Books
Tenants

Tenants

The People on the Frontline of Britain's Housing Emergency

Vicky Spratt, 2022

non-fiction
7/10

An overview of the history of improvements to working people's living conditions is given, by way of the various acts passed by parliament in the nineteenth and early twentieth centuries which, while somewhat uplifting, does coincide with that period where European states increasingly needed to mobilise their entire populations to be competitive as industrial states. Education was not made compulsory and squalor reduced out of Christian good will, it was done because a state whose people can't read and keep dying of tuberculosis would be less economically productive and make less able soldiers. As work becomes increasingly automated, it's not clear what incentive the state has to reverse the trend the book outlines - economic growth has become decoupled from the physical state of the people.

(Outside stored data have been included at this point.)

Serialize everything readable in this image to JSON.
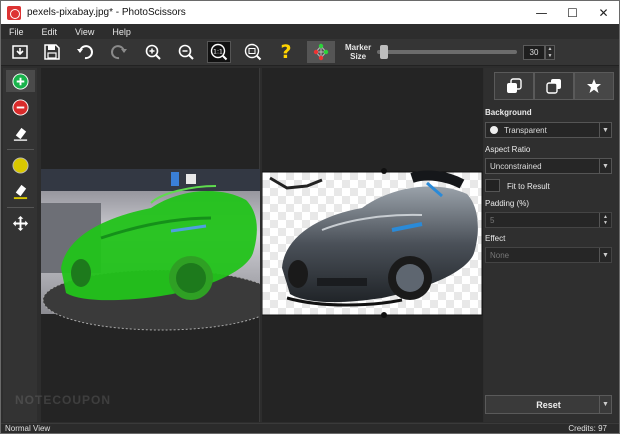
{
  "window": {
    "title": "pexels-pixabay.jpg* - PhotoScissors",
    "controls": [
      "minimize",
      "maximize",
      "close"
    ]
  },
  "menu": {
    "items": [
      "File",
      "Edit",
      "View",
      "Help"
    ]
  },
  "toolbar": {
    "icons": [
      "open-icon",
      "save-icon",
      "undo-icon",
      "redo-icon",
      "zoom-in-icon",
      "zoom-out-icon",
      "actual-size-icon",
      "fit-window-icon",
      "help-icon",
      "share-icon"
    ],
    "actual_size_label": "1:1",
    "help_label": "?",
    "marker_label": "Marker\nSize",
    "marker_size": "30"
  },
  "palette": {
    "tools": [
      "add-marker-tool",
      "remove-marker-tool",
      "eraser-tool",
      "color-marker-tool",
      "color-eraser-tool",
      "move-tool"
    ],
    "colors": {
      "add": "#19b24b",
      "remove": "#d92b2b",
      "highlight": "#d9c800"
    }
  },
  "panel": {
    "tabs": [
      "tab-foreground",
      "tab-background",
      "tab-effects"
    ],
    "background_label": "Background",
    "background_value": "Transparent",
    "aspect_label": "Aspect Ratio",
    "aspect_value": "Unconstrained",
    "fit_label": "Fit to Result",
    "padding_label": "Padding (%)",
    "padding_value": "5",
    "effect_label": "Effect",
    "effect_value": "None",
    "reset_label": "Reset"
  },
  "status": {
    "view_mode": "Normal View",
    "credits": "Credits: 97"
  },
  "watermark": "NOTECOUPON",
  "colors": {
    "mask_green": "#22c31a",
    "car_gray": "#5a6066",
    "accent_blue": "#2a8ad8"
  }
}
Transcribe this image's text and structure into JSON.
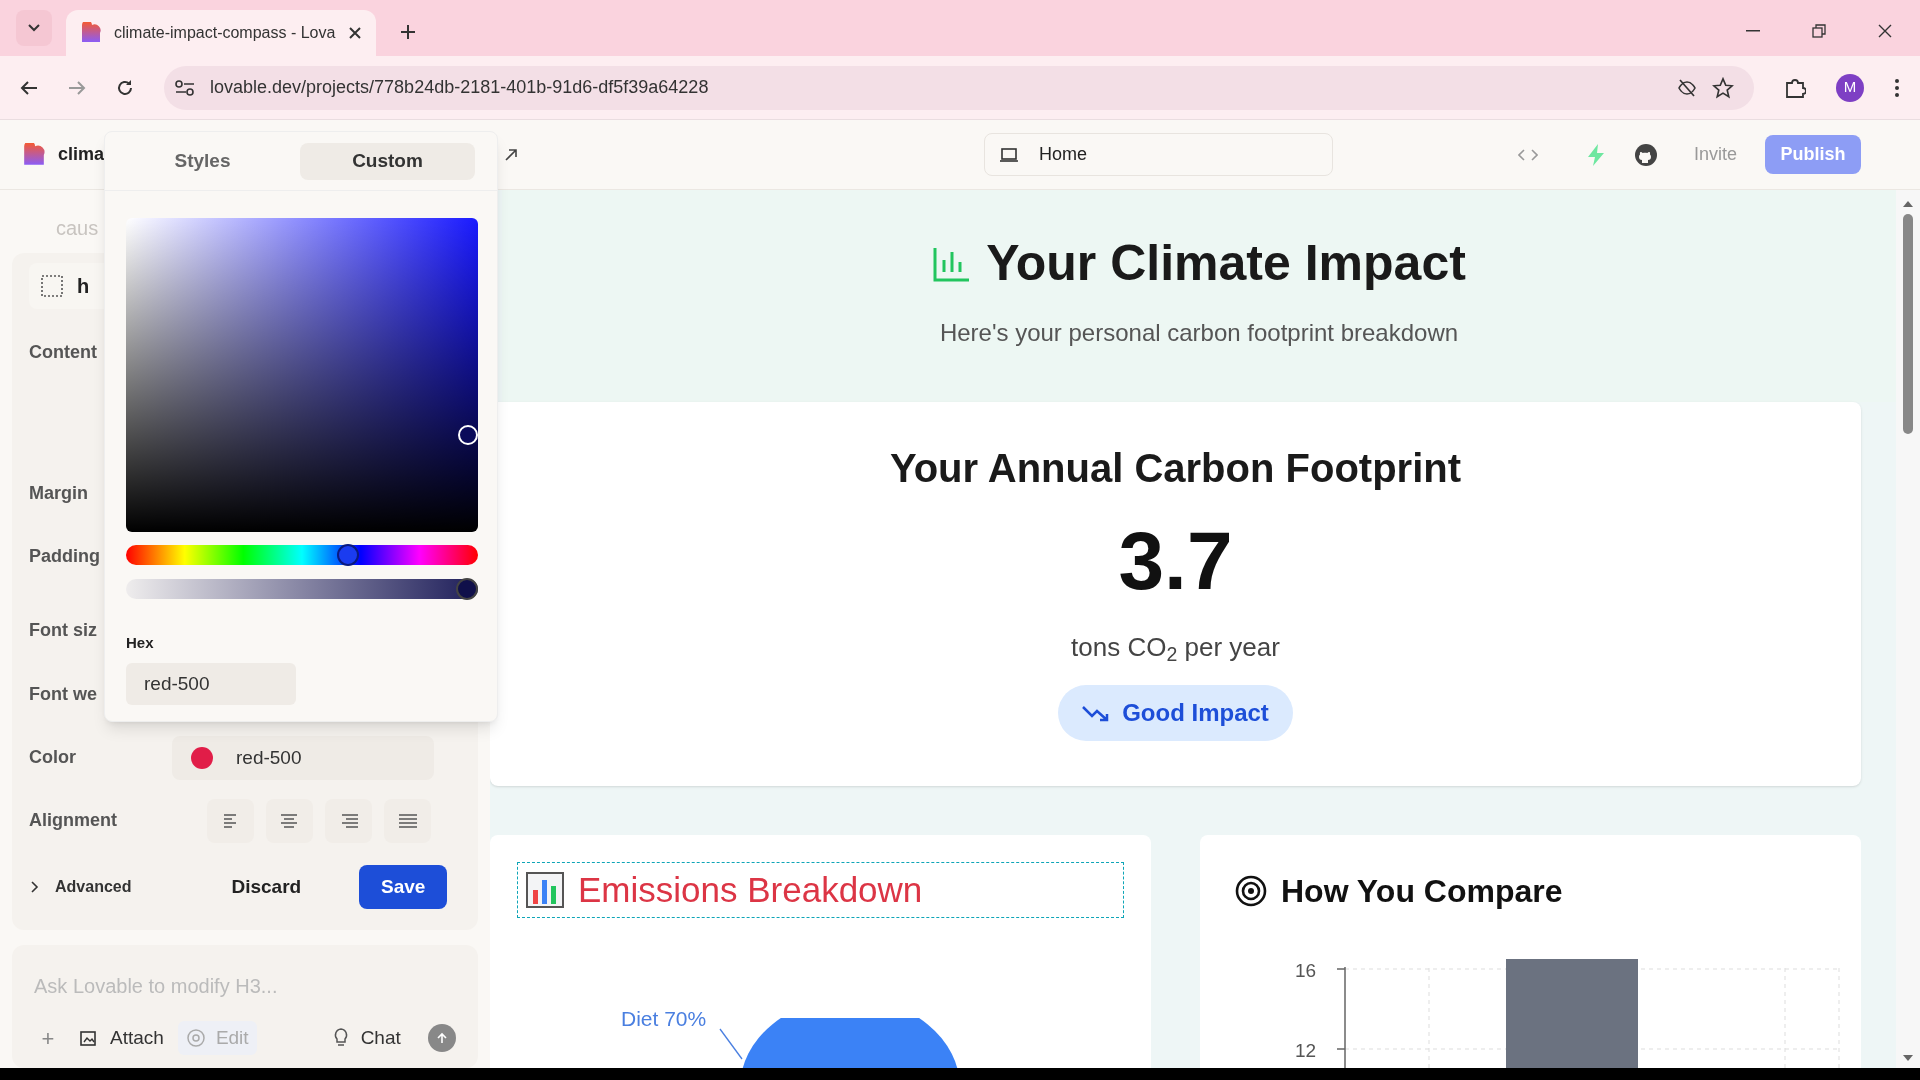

The deeper issue is the question of the extent to which the state should be able to place limits on what an individual can do with their property, or on how much property they can acquire, or even in the extreme case on the extent to which the state should be able to confiscate property - to improve the living conditions of renters. The implications of interfering with property rights in this way do not particularly interest the author - it is almost implied that to own a property that you don't use to house yourself is in some sense illegitimate.

The author seems somewhat disinterested in examining the root cause of why the prices of properties and rents keep going up.